A San Francisco sheriff’s deputy’s gun was stolen from a parked rental car Sunday, sheriff’s officials said Monday.
Sheriff Vicki Hennessy said the deputy, who was off-duty at the time of the theft, reported the department-issued weapon stolen to the San Francisco Police Department around 6:30 p.m.
The gun was apparently stored in the trunk of a rental car parked in San Francisco.
“Preliminary information indicates the firearm was stored in violation of our policy. … Our department policy mandates that a firearm stored in a vehicle be stored in a metal or composite lockbox that is affixed to the interior of the vehicle and out of public view.”
The department has opened an investigation into the theft and Hennessy said she was taking the matter “extremely seriously.” The weapon has not been recovered.
Guns stolen from law enforcement have been used in several fatal shootings in recent years.
San Francisco police reported last week that a gun stolen from an officer’s personal vehicle on Aug. 12 was used in an alleged crime spree over the next several days, including the fatal shooting of 23-year-old Abel Enrique Esquivel Jr., on Aug. 15 in the city’s Mission District.
Three people have been arrested in connection with that shooting, which allegedly occurred during a robbery.
A gun stolen from a U.S. Bureau of Land Management agent was also used in the fatal shooting of 32-year-old Kate Steinle in July 2015 in San Francisco. Jose Ines Garcia-Zarate, 54, is expected to stand trial on a murder charge in that case later this fall.
And in Oakland, 27-year-old Antonio Ramos was shot and killed on Sept. 29, 2015, with a gun that had been stolen from an Immigration and Customs Enforcement agent’s car weeks earlier.

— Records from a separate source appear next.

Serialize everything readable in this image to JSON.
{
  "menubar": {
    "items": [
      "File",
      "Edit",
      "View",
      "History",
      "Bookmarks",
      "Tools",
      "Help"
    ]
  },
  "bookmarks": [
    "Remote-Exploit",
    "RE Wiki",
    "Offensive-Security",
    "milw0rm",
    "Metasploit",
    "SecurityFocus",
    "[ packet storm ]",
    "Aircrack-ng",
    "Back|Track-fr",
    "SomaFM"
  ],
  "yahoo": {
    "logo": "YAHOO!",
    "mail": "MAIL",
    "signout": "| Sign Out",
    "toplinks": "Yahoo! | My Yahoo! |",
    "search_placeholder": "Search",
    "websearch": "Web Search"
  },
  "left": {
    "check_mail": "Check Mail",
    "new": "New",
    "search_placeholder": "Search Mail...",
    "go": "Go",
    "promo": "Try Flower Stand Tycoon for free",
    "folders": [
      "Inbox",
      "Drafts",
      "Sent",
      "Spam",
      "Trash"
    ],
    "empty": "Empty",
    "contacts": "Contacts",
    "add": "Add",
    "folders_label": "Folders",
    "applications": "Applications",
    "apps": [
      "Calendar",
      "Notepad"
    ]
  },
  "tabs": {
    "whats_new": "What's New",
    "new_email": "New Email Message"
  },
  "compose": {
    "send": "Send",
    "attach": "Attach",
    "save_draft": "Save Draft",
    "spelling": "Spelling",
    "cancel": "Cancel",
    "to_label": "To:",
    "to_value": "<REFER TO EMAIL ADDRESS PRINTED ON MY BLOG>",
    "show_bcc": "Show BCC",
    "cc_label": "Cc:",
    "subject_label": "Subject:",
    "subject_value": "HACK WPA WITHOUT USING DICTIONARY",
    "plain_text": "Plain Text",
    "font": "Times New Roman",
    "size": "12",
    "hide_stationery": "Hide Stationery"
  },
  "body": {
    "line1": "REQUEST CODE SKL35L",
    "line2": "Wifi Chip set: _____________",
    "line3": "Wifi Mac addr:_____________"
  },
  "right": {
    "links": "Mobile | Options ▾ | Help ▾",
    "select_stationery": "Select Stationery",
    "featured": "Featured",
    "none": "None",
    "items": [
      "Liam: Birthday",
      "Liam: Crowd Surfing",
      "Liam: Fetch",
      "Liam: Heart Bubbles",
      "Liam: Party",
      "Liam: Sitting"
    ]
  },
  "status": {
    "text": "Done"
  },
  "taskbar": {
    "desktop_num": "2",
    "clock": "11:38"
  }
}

Police arrested 20-year-old Marquise Holloway in connection with the shooting on Nov. 20.
In response to those and other incidents, a state law was signed last year requiring that law enforcement officers store guns in a locked trunk or safe box if they are kept in a vehicle. Civilians were already required to store their weapons securely but law enforcement had previously been exempt.
The San Francisco Board of Supervisors also passed an ordinance in February 2016 requiring all weapons left in vehicles to be secured in a locked trunk or lock box, for both civilians and law enforcement.